The re-issue also contains a new section of material that deals with problems that have either developed a robustness they once lacked or that have been created by a malign public discourse rooted in ignorance but nonetheless finding a sympathetic audience. Most importantly this section addresses anti-vaxxers and autism. However, while this extends the analysis of section two, it is important to keep in mind how conversations of this type apply to the heady dialogue surrounding psychiatric disability in general especially where gun control lurks in the shadows. Additionally, the problems of empire and citizenship, the scope of which can be as narrow as the right to die and as broad as to whom medical access should be given. Section five, along with the other new material included in the re-issue, are all welcome and timely additions.
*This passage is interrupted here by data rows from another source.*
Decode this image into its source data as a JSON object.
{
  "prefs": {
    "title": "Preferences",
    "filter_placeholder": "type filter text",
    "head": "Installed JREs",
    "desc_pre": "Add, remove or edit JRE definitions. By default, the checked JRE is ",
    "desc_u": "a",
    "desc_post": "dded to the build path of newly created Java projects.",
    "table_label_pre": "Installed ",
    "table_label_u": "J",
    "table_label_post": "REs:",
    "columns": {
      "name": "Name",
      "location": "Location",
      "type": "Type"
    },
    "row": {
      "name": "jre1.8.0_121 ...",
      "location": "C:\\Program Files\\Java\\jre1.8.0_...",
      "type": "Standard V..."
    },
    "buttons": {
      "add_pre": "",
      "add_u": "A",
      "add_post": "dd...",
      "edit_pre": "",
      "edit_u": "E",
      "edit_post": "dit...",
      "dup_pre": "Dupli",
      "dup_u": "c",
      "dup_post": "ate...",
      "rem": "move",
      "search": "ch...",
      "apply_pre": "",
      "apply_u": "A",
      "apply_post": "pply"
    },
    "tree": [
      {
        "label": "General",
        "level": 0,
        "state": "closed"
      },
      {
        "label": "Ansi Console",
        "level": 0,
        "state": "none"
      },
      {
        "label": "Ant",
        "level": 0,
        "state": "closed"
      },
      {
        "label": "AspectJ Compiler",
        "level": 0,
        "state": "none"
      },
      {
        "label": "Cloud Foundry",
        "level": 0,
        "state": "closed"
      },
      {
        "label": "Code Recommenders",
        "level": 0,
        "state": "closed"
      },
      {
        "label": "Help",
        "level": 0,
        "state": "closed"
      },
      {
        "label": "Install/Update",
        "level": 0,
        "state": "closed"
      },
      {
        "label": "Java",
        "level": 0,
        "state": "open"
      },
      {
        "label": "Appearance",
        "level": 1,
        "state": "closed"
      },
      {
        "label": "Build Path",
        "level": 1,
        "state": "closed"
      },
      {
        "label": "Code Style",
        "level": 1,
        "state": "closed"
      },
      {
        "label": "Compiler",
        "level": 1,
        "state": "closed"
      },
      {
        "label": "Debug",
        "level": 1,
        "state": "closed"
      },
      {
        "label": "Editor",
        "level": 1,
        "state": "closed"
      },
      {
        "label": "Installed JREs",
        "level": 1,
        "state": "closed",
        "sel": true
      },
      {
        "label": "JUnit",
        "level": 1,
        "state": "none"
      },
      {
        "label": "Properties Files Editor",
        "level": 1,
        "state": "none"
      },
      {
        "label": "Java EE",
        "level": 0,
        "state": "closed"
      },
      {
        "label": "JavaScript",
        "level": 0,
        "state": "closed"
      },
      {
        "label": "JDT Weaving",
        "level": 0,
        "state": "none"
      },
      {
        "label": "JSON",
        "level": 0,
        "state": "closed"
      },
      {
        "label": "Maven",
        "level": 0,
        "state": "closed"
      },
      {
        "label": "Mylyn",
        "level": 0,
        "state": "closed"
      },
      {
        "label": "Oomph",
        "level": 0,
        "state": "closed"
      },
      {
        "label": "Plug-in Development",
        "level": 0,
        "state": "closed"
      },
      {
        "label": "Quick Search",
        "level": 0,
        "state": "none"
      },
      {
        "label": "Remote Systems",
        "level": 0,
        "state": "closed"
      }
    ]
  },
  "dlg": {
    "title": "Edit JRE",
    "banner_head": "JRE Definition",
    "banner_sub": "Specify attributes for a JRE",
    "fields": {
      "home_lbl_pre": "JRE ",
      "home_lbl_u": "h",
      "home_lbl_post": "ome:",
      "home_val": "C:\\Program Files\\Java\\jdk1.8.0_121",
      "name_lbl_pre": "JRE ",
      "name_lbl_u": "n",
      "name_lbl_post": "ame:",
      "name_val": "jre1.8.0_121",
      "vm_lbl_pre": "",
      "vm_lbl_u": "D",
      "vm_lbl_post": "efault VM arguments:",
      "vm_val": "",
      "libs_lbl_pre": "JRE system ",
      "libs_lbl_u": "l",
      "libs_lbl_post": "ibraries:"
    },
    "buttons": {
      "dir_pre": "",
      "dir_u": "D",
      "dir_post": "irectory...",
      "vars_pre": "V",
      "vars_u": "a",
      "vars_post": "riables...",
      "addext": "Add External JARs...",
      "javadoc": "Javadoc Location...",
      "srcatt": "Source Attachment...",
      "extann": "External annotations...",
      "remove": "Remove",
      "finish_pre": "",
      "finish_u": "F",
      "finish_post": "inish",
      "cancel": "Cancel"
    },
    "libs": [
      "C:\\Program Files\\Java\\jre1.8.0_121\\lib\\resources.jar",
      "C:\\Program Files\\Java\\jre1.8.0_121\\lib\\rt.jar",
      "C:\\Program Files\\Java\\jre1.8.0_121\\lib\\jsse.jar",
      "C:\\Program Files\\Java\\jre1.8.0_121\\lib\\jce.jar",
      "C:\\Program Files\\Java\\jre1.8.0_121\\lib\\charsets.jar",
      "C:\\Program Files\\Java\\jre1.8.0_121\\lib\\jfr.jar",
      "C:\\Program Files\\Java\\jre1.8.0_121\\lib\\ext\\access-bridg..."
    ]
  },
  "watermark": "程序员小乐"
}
The re-issuing of this text is meant to be a celebration of the decade long impact Tremain’s collection of essays has had on the discussion about disability across academia. It rightly deserves to be celebrated for that reason alone. However, this newly updated version deserves to be celebrated in its own right as it will most certainly continue, over the next decade, to inform the discussions, highlight the controversies, and champion the rights and recognitions owed to the many people, past and present, whose existence is the subject matter of this book.